Перед нами – девственная белизна промокательной бумаги, без каких-либо чернильных отпечатков. Кит откладывает зеркало в сторону и включает фонарик. Пристраивает его у самого пресс-папье – точно так, как описывается в прочитанных нами книжках; на стол, словно при заходе солнца, ложатся длинные тени. Склонившись к пресс-папье, Кит рассматривает его в лупу из набора юного филателиста. Медленно, двигаясь от середины к краям, дюйм за дюймом исследует промокашку.

Коротая время, я разглядываю фотографии в серебряных рамках. С одной из них, снятой немного не в фокусе, на меня серьезно смотрит девочка примерно наших с Китом лет. Она стоит в залитом солнцем саду, на ней длинные, до локтя, перчатки и широкополая летняя шляпка размера на три больше, чем нужно.

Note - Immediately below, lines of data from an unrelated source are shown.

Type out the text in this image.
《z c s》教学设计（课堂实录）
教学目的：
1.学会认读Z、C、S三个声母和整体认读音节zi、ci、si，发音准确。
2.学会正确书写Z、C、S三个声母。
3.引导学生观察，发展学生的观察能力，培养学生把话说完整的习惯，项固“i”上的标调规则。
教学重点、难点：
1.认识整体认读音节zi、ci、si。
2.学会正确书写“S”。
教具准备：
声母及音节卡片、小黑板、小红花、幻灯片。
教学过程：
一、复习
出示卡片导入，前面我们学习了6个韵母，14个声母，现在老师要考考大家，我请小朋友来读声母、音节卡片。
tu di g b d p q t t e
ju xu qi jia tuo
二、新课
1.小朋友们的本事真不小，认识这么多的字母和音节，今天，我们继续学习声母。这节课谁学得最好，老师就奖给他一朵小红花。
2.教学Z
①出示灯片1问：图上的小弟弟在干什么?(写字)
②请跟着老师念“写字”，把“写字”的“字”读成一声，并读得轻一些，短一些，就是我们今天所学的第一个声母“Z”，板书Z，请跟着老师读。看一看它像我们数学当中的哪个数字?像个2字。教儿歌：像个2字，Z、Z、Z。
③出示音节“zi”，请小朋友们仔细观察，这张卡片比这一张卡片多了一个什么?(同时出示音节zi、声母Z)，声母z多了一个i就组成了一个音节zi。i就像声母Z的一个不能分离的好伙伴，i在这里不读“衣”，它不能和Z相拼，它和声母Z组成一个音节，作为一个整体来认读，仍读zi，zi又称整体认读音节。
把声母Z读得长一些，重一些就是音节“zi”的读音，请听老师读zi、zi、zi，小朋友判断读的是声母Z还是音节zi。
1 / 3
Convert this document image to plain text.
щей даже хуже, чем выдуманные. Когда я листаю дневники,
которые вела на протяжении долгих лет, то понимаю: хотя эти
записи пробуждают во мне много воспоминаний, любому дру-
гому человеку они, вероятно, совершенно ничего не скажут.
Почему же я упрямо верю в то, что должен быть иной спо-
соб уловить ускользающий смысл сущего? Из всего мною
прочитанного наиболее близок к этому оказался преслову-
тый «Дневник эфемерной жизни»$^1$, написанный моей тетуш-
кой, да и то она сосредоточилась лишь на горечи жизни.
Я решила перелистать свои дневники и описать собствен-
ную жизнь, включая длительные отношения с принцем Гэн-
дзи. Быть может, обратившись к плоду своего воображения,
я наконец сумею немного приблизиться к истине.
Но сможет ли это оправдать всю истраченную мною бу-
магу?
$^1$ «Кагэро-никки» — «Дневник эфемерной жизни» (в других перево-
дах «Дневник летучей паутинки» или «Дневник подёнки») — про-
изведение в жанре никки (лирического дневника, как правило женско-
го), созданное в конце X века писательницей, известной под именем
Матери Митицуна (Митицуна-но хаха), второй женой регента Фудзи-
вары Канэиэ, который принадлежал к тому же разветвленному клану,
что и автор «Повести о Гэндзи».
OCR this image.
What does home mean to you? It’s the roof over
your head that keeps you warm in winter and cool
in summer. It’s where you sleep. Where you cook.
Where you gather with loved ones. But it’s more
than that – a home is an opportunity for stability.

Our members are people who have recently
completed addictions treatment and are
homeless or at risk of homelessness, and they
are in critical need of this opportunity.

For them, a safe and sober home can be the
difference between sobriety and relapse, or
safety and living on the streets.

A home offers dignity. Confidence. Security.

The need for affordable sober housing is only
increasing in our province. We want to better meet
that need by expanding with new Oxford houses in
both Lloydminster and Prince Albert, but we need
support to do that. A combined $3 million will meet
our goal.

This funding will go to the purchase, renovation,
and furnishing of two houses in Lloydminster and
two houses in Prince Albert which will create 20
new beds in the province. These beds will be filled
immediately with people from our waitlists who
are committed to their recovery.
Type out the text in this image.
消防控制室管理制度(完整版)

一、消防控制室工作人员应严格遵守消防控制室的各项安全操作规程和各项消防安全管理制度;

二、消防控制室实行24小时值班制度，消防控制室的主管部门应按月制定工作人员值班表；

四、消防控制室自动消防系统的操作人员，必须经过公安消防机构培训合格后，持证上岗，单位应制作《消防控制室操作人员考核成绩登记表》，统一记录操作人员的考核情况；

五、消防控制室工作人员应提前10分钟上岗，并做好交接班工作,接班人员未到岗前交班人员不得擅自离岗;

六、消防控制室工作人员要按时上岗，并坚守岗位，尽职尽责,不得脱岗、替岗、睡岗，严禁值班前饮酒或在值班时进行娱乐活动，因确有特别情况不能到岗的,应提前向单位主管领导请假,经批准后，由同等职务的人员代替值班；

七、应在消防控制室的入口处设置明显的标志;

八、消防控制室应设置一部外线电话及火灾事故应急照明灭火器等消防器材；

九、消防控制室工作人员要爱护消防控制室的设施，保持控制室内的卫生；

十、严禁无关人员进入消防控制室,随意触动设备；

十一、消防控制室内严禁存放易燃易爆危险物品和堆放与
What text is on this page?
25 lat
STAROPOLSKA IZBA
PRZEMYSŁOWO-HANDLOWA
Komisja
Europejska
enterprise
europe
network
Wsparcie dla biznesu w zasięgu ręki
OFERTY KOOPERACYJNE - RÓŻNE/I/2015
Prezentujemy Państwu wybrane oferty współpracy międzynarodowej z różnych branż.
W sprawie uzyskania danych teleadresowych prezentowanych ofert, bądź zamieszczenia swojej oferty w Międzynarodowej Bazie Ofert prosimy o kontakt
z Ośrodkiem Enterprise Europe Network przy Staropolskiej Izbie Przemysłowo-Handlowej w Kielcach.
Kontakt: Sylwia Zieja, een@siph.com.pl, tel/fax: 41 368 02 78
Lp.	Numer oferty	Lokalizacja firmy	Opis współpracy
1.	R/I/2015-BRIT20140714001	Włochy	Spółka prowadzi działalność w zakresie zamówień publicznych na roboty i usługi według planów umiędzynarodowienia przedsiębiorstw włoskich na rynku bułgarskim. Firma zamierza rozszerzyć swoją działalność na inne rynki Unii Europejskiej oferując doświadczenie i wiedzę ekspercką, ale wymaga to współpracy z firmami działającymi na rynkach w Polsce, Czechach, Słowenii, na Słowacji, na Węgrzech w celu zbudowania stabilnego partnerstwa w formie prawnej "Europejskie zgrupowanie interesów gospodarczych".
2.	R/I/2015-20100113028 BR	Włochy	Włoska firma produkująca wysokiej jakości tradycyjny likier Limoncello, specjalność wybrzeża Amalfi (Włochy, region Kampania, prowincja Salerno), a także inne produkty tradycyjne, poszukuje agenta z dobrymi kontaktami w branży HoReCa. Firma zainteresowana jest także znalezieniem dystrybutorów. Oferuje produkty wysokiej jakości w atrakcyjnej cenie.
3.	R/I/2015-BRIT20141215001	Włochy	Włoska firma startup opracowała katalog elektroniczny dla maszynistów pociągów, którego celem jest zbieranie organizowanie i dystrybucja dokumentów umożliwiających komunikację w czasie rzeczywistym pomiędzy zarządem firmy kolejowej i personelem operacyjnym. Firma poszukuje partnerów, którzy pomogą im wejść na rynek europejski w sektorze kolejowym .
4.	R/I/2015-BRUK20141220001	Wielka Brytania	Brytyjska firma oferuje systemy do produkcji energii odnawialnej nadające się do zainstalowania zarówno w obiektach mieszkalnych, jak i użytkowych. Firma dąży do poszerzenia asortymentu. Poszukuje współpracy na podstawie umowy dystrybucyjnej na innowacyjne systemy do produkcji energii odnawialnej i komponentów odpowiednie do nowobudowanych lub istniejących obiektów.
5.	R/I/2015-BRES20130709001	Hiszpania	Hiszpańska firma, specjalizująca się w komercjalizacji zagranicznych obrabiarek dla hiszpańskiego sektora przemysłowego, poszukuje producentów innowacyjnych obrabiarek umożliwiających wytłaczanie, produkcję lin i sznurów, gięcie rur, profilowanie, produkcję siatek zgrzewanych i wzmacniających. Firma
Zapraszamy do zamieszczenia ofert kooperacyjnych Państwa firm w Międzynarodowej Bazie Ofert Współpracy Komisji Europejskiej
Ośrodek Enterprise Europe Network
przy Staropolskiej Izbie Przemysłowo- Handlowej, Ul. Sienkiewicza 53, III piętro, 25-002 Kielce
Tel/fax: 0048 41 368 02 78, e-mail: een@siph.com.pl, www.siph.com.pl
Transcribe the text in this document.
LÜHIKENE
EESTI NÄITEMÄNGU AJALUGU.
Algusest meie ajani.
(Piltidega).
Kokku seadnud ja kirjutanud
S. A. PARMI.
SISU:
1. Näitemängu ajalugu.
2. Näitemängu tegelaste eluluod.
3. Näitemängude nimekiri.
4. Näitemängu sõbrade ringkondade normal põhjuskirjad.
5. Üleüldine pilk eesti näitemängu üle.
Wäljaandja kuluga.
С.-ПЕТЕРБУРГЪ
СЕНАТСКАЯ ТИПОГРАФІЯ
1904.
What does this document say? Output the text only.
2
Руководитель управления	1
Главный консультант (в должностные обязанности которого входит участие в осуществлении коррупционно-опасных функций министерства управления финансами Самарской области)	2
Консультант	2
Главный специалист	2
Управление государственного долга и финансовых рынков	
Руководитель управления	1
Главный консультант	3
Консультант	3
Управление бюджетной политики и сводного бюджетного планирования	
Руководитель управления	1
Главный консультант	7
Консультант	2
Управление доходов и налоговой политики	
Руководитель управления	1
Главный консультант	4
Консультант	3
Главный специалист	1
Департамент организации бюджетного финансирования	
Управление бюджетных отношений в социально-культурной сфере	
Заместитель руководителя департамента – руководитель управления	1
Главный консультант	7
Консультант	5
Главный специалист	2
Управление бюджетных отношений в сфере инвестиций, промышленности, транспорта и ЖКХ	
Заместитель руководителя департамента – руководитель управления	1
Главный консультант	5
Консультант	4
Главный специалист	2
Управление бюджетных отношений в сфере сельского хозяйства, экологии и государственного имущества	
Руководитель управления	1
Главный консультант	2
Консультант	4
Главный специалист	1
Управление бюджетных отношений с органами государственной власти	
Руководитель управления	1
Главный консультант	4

Я догадываюсь, что это мать Кита, она строит из себя взрослую даму, в которую теперь и превратилась; я отчего-то конфужусь. Одной рукой она покровительственно обнимает другую маленькую девочку, на несколько лет моложе, которая держит куклу и смотрит на старшую снизу вверх, доверчиво и чуточку опасливо. Это тетя Ди, разыгрывающая из себя малолетнюю подопечную старшей сестры. Как-то неловко, почти стыдно разглядывать их такими беззащитными, без надежной коры взрослости; они по-детски что-то из себя изображают перед камерой, а тетя Ди по наивности и предположить не может, кем однажды станет ее старшая сестра; на душе почему-то становится горько.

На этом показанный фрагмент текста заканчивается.